Well, it does what it’s supposed to: it tells the rather fascinating tale of Courtney Love’s life and gives the reader a lot of sympathy for her – though it’s not stated outright, it’s obvious that she’s been misunderstood far too often. I’m only a casual fan, so this book filled in some, er, holes in my knowledge; it reveals the other side of the story to the generalisations presented by the more commonly-heard Cobain and Reznor / Manson camps; and it filled my head with amusing facts I went on to spout to anyone who’d listen. It also painted a clear picture of the Riot Grrrl movement I missed on account of being Young and Therefore Aware Of No Alternative To Senseless Commercial Dance at the time, and highlighted elements of the Hole aesthetic that are still prevalent on the websites of teenage girls lacking in imagination today.
However, it’s a very short book, with little more than 200 pages in a large font. The book stated the facts, with little opinion involved, either on the part of the author or the subject, though the rest of the world’s reaction to Love is well documented.
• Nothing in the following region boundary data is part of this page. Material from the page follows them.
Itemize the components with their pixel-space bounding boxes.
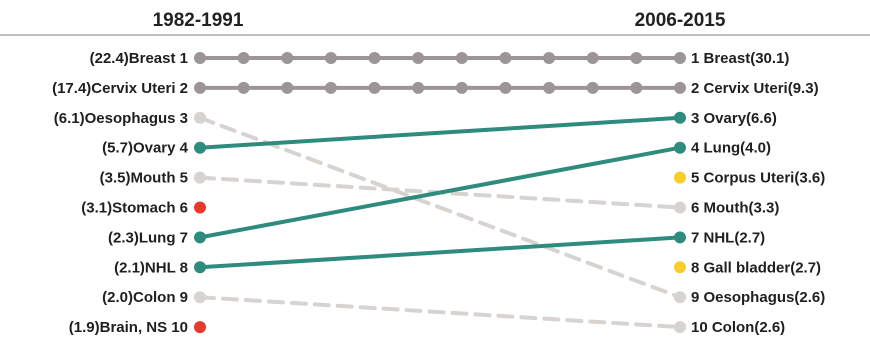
left-dot-stomach xyxy=(194,201,206,214)
right-dot-ovary xyxy=(674,111,686,124)
right-label-gall-bladder: 8 Gall bladder(2.7) xyxy=(691,259,821,276)
right-dot-colon xyxy=(674,321,686,334)
right-dot-mouth xyxy=(674,201,686,214)
left-dot-nhl xyxy=(194,261,206,274)
link-marker-cervix-uteri xyxy=(281,81,294,94)
left-dot-cervix-uteri xyxy=(194,81,206,94)
left-period-header: 1982-1991 xyxy=(153,10,244,31)
link-marker-breast xyxy=(368,52,381,64)
link-colon xyxy=(198,295,682,330)
link-marker-breast xyxy=(281,52,294,64)
link-nhl xyxy=(198,235,682,270)
right-label-mouth: 6 Mouth(3.3) xyxy=(691,200,779,217)
right-label-lung: 4 Lung(4.0) xyxy=(691,140,771,157)
right-label-colon: 10 Colon(2.6) xyxy=(691,319,785,336)
right-dot-nhl xyxy=(674,231,686,244)
right-label-breast: 1 Breast(30.1) xyxy=(691,50,789,67)
left-label-stomach: (3.1)Stomach 6 xyxy=(81,200,188,217)
link-marker-cervix-uteri xyxy=(499,81,512,94)
left-label-breast: (22.4)Breast 1 xyxy=(90,50,188,67)
link-marker-breast xyxy=(324,52,337,64)
labels-layer: (22.4)Breast 1 (17.4)Cervix Uteri 2 (6.1)O… xyxy=(52,50,825,336)
link-marker-cervix-uteri xyxy=(586,81,599,94)
left-label-nhl: (2.1)NHL 8 xyxy=(114,259,188,276)
left-label-oesophagus: (6.1)Oesophagus 3 xyxy=(54,110,188,127)
right-dot-oesophagus xyxy=(674,291,686,304)
links-layer xyxy=(198,52,682,330)
left-label-brain-ns: (1.9)Brain, NS 10 xyxy=(69,319,188,336)
right-dot-cervix-uteri xyxy=(674,81,686,94)
link-marker-breast xyxy=(237,52,250,64)
left-label-ovary: (5.7)Ovary 4 xyxy=(102,140,189,157)
right-dot-lung xyxy=(674,141,686,154)
link-lung xyxy=(198,145,682,240)
right-label-cervix-uteri: 2 Cervix Uteri(9.3) xyxy=(691,80,819,97)
link-ovary xyxy=(198,115,682,150)
right-label-oesophagus: 9 Oesophagus(2.6) xyxy=(691,289,825,306)
link-marker-breast xyxy=(499,52,512,64)
left-label-lung: (2.3)Lung 7 xyxy=(108,229,188,246)
left-label-mouth: (3.5)Mouth 5 xyxy=(100,170,188,187)
link-oesophagus xyxy=(198,115,682,300)
left-label-colon: (2.0)Colon 9 xyxy=(102,289,188,306)
link-marker-cervix-uteri xyxy=(237,81,250,94)
right-period-header: 2006-2015 xyxy=(635,10,726,31)
right-dot-corpus-uteri xyxy=(674,171,686,184)
link-marker-cervix-uteri xyxy=(543,81,556,94)
right-dot-gall-bladder xyxy=(674,261,686,274)
right-label-corpus-uteri: 5 Corpus Uteri(3.6) xyxy=(691,170,825,187)
left-dot-colon xyxy=(194,291,206,304)
link-marker-cervix-uteri xyxy=(368,81,381,94)
left-dot-brain-ns xyxy=(194,321,206,334)
link-marker-cervix-uteri xyxy=(630,81,643,94)
link-marker-breast xyxy=(412,52,425,64)
left-dot-mouth xyxy=(194,171,206,184)
link-marker-cervix-uteri xyxy=(455,81,468,94)
right-dot-breast xyxy=(674,52,686,64)
link-marker-breast xyxy=(630,52,643,64)
dots-layer xyxy=(194,52,686,334)
link-marker-cervix-uteri xyxy=(324,81,337,94)
link-marker-breast xyxy=(543,52,556,64)
left-label-cervix-uteri: (17.4)Cervix Uteri 2 xyxy=(52,80,188,97)
left-dot-lung xyxy=(194,231,206,244)
left-dot-breast xyxy=(194,52,206,64)
right-label-nhl: 7 NHL(2.7) xyxy=(691,229,765,246)
left-dot-ovary xyxy=(194,141,206,154)
right-label-ovary: 3 Ovary(6.6) xyxy=(691,110,777,127)
link-marker-cervix-uteri xyxy=(412,81,425,94)
link-marker-breast xyxy=(586,52,599,64)
left-dot-oesophagus xyxy=(194,111,206,124)
link-marker-breast xyxy=(455,52,468,64)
Courtney has the most tumultuous childhood and adolescence imaginable, but apart from a few brief analyses of how she must have felt at the early rejection of her parents, there’s little indication of her feelings with regards to being put in reform school and getting caught up in dodgy stripping contracts. Events just happen and happen and happen throughout. Though I understand the purpose of this book is to be non-judgemental, analysis is still possible, as evidenced in one of her late husband’s biographies, “Heavier Than Heaven”. Kurt’s youth is far less interesting by comparison, yet his every action is analysed in careful loving detail. All we get of Courtney in “The Real Story” is that she’s messed up but determined. Further, Kurt’s desire to die is introduced suddenly, and Courtney’s dealing with the suicide is summarised by a “she couldn’t remember much about the time immediately afterwards”. Although I can appreciate the author not wanting to get bogged down by this much-written-of-event, this was a far cry from the two-hundred-odd page saga in Victoria Beckham’s autobiography about the nightmare of fame, which made the reader deeply sympathetic and terrified; this account of a much more traumatic and fascinating event was over too quickly to do a substantial amount of heartstring-tugging. (Yes, I have a wide taste in biographies.)
Judging by the reviews, this matters little to the Courtney obsessive, but it makes the book seem somewhat frivolous to the more detached and objective reader, seeking the, er, whole picture.
2. As a Poppy Z. Brite book.
Having read and enjoyed Poppy Z. Brite’s first four books, I was really looking forward to reading this. What with her being the queen of purple prose and her obvious confidence for writing about music, bands and scenes, I was expecting this biography to be somewhat similar to one of Neil Strauss’s: less trashy and more intelligent, but with the same sharpness, same quantity of adjectives and equally in-yer-face. Nope: instead we get the most straightforward writing imaginable (which I gather is also present in Poppy’s more recent novels). Apart from a couple of Dramatic Foreshadowing Sentences (which feel forced), it’s written as plainly as a manual. On the positive side, this makes it very easy to read, but you get none of the joy from the mastery of language the best rock journalists display, whether their writing can be gobbled up or you have to read each paragraph three times to get the sense of it.
So, all in all, it was fun enough to read, but it only left me hungry for a Courtney biography with a style and depth I can really get my teeth into.